The preparation of the agenda for Board meetings is generally the responsibility of the Chairperson who shall consult the Board, the Chief Executive Officer and the Company Secretary.
It is however the duty of the Company Secretary to ensure that notice of the meeting, the agenda and adequate information on all relevant issues is provided to all Board members prior to the meeting.
Calendar of Board and Board Committee Meetings
It is expected that the Board and management would agree in advance and formulate a calendar of meetings highlighting critical issues that require the attention of the Board, the various committees, and others, taking into account the planning and budget cycle; the timing of Annual General Meetings, statutory returns, etc. as appropriate.
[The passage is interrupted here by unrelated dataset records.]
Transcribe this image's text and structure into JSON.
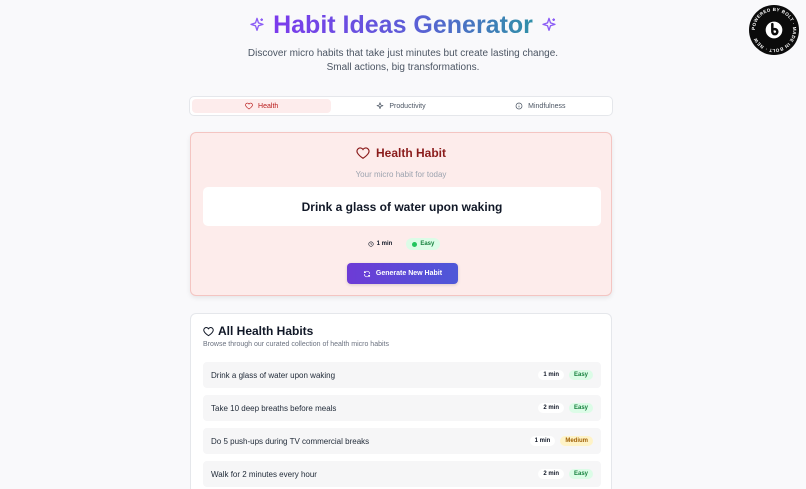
{
  "header": {
    "title": "Habit Ideas Generator",
    "subtitle": "Discover micro habits that take just minutes but create lasting change. Small actions, big transformations."
  },
  "tabs": [
    {
      "label": "Health",
      "icon": "heart-icon",
      "active": true
    },
    {
      "label": "Productivity",
      "icon": "sparkle-icon",
      "active": false
    },
    {
      "label": "Mindfulness",
      "icon": "info-icon",
      "active": false
    }
  ],
  "habit_card": {
    "title": "Health Habit",
    "subtitle": "Your micro habit for today",
    "habit": "Drink a glass of water upon waking",
    "time": "1 min",
    "difficulty": "Easy",
    "button_label": "Generate New Habit"
  },
  "list": {
    "title": "All Health Habits",
    "subtitle": "Browse through our curated collection of health micro habits",
    "items": [
      {
        "text": "Drink a glass of water upon waking",
        "time": "1 min",
        "difficulty": "Easy"
      },
      {
        "text": "Take 10 deep breaths before meals",
        "time": "2 min",
        "difficulty": "Easy"
      },
      {
        "text": "Do 5 push-ups during TV commercial breaks",
        "time": "1 min",
        "difficulty": "Medium"
      },
      {
        "text": "Walk for 2 minutes every hour",
        "time": "2 min",
        "difficulty": "Easy"
      }
    ]
  },
  "badge": {
    "text": "POWERED BY BOLT · MADE IN BOLT · NEW",
    "icon": "bolt-logo-icon"
  },
  "colors": {
    "accent": "#6d3bd6",
    "health": "#b91c1c",
    "easy": "#15803d",
    "medium": "#a16207"
  }
}
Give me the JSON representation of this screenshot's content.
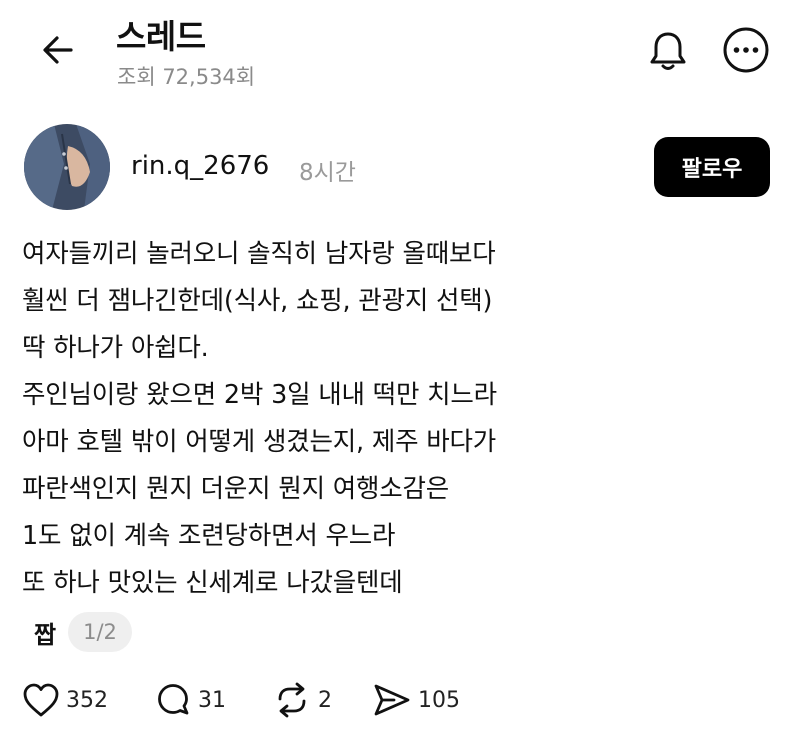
{
  "header": {
    "title": "스레드",
    "views": "조회 72,534회"
  },
  "post": {
    "username": "rin.q_2676",
    "time_ago": "8시간",
    "follow_label": "팔로우",
    "lines": [
      "여자들끼리 놀러오니 솔직히 남자랑 올때보다",
      "훨씬 더 잼나긴한데(식사, 쇼핑, 관광지 선택)",
      "딱 하나가 아쉽다.",
      "주인님이랑 왔으면 2박 3일 내내 떡만 치느라",
      "아마 호텔 밖이 어떻게 생겼는지, 제주 바다가",
      "파란색인지 뭔지 더운지 뭔지 여행소감은",
      "1도 없이 계속 조련당하면서 우느라",
      "또 하나 맛있는 신세계로 나갔을텐데"
    ],
    "attachment_label": "짭",
    "page_indicator": "1/2"
  },
  "actions": {
    "likes": "352",
    "replies": "31",
    "reposts": "2",
    "shares": "105"
  },
  "colors": {
    "text": "#111111",
    "muted": "#8a8a8a",
    "follow_bg": "#000000",
    "pill_bg": "#efefef"
  },
  "icons": [
    "back-arrow-icon",
    "bell-icon",
    "more-icon",
    "heart-icon",
    "comment-icon",
    "repost-icon",
    "share-icon"
  ]
}
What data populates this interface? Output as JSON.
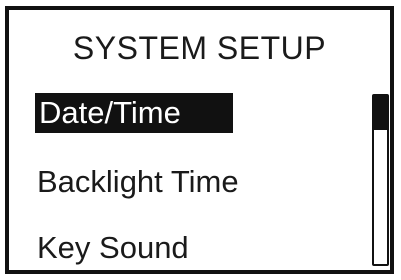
{
  "screen": {
    "title": "SYSTEM SETUP"
  },
  "menu": {
    "items": [
      {
        "label": "Date/Time",
        "selected": true
      },
      {
        "label": "Backlight Time",
        "selected": false
      },
      {
        "label": "Key Sound",
        "selected": false
      }
    ]
  },
  "scrollbar": {
    "thumb_fraction": 0.2
  },
  "colors": {
    "foreground": "#111111",
    "background": "#ffffff"
  }
}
For example, a Board Calendar might include:
a) statements to the effect of:
“The Board of Directors shall meet quarterly in February, April, July and October. Meetings can be convened at any time as circumstances demand.”;
b) a detailed programme indicating key aspects to be considered by the Board and Board Committees.
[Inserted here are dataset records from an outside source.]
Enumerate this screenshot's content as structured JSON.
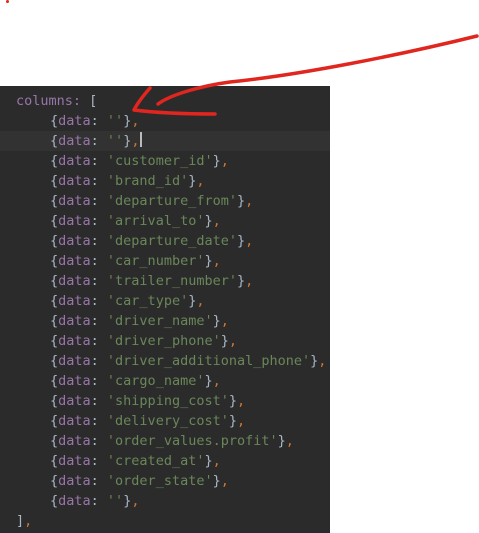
{
  "editor": {
    "open_line": "columns:",
    "open_bracket": "[",
    "rows": [
      {
        "value": "''"
      },
      {
        "value": "''"
      },
      {
        "value": "'customer_id'"
      },
      {
        "value": "'brand_id'"
      },
      {
        "value": "'departure_from'"
      },
      {
        "value": "'arrival_to'"
      },
      {
        "value": "'departure_date'"
      },
      {
        "value": "'car_number'"
      },
      {
        "value": "'trailer_number'"
      },
      {
        "value": "'car_type'"
      },
      {
        "value": "'driver_name'"
      },
      {
        "value": "'driver_phone'"
      },
      {
        "value": "'driver_additional_phone'"
      },
      {
        "value": "'cargo_name'"
      },
      {
        "value": "'shipping_cost'"
      },
      {
        "value": "'delivery_cost'"
      },
      {
        "value": "'order_values.profit'"
      },
      {
        "value": "'created_at'"
      },
      {
        "value": "'order_state'"
      },
      {
        "value": "''"
      }
    ],
    "row_prefix": "{data: ",
    "row_suffix": "}",
    "comma": ",",
    "close_line": "]",
    "close_comma": ","
  },
  "colors": {
    "background": "#2b2b2b",
    "key": "#9876aa",
    "string": "#6a8759",
    "punctuation": "#cc7832",
    "annotation_arrow": "#e0261f"
  }
}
It is expected that the Group will have a detailed Board Manual, which inducts and explains to each Director his collective and individual duties, obligations and responsibilities as a Director. The Manual would include, inter alia, the following:
a) contact details of all key institution personnel – Directors and Senior Management;
b) copies of the Group’s Memorandum and Articles of Association;
c) mission and vision statements of the Group;
d) the relevant Acts of Parliament;
e) organisational chart;
f) role, responsibilities, duties and obligations of the Directors;
g) role and responsibilities of the Chairperson and the Chief Executive Officer;
h) procedures for appointment of Directors;
i) Board Performance evaluation, procedures and conditions for re-appointment;
j) Board Committees and their terms of reference;
k) standing orders and regulations on Board and Committee meeting management;
l) copies of major policies of the Group, e.g., (personnel policy manual, financial and accounting policies or ethics and values of the Group);
m) latest audited accounts;
n) strategy documents and budgets; and
o) calendar of Board meetings.
In addition, and in particular, the Board Manual shall highlight in detail the statutory and implied duties of individual Directors as its fiduciary agents and trustees, drawing particular attention to:
a) duty of care and skill;
b) duty to attend Board meetings and devote sufficient time and attention to affairs of the Group;
c) duty not to exceed powers;
d) duty to act in good faith, honestly and reasonably in the best interest of the Group, having regard to the best interests of Shareholders and their responsibility to its wider Stakeholders and customers;
e) duty of confidentiality;
f) duty as agents not to make secret profits, misapply the Group’s assets and not to compete with the Group; and
g) duty to avoid commission of negligent acts.
In addition, the Board Manual shall indicate the liability of Directors in respect of:
a) ultra-vires acts of the Group;
b) business conducted with intent to defraud creditors; and
c) failure to govern and direct the affairs of the Group in compliance with the law.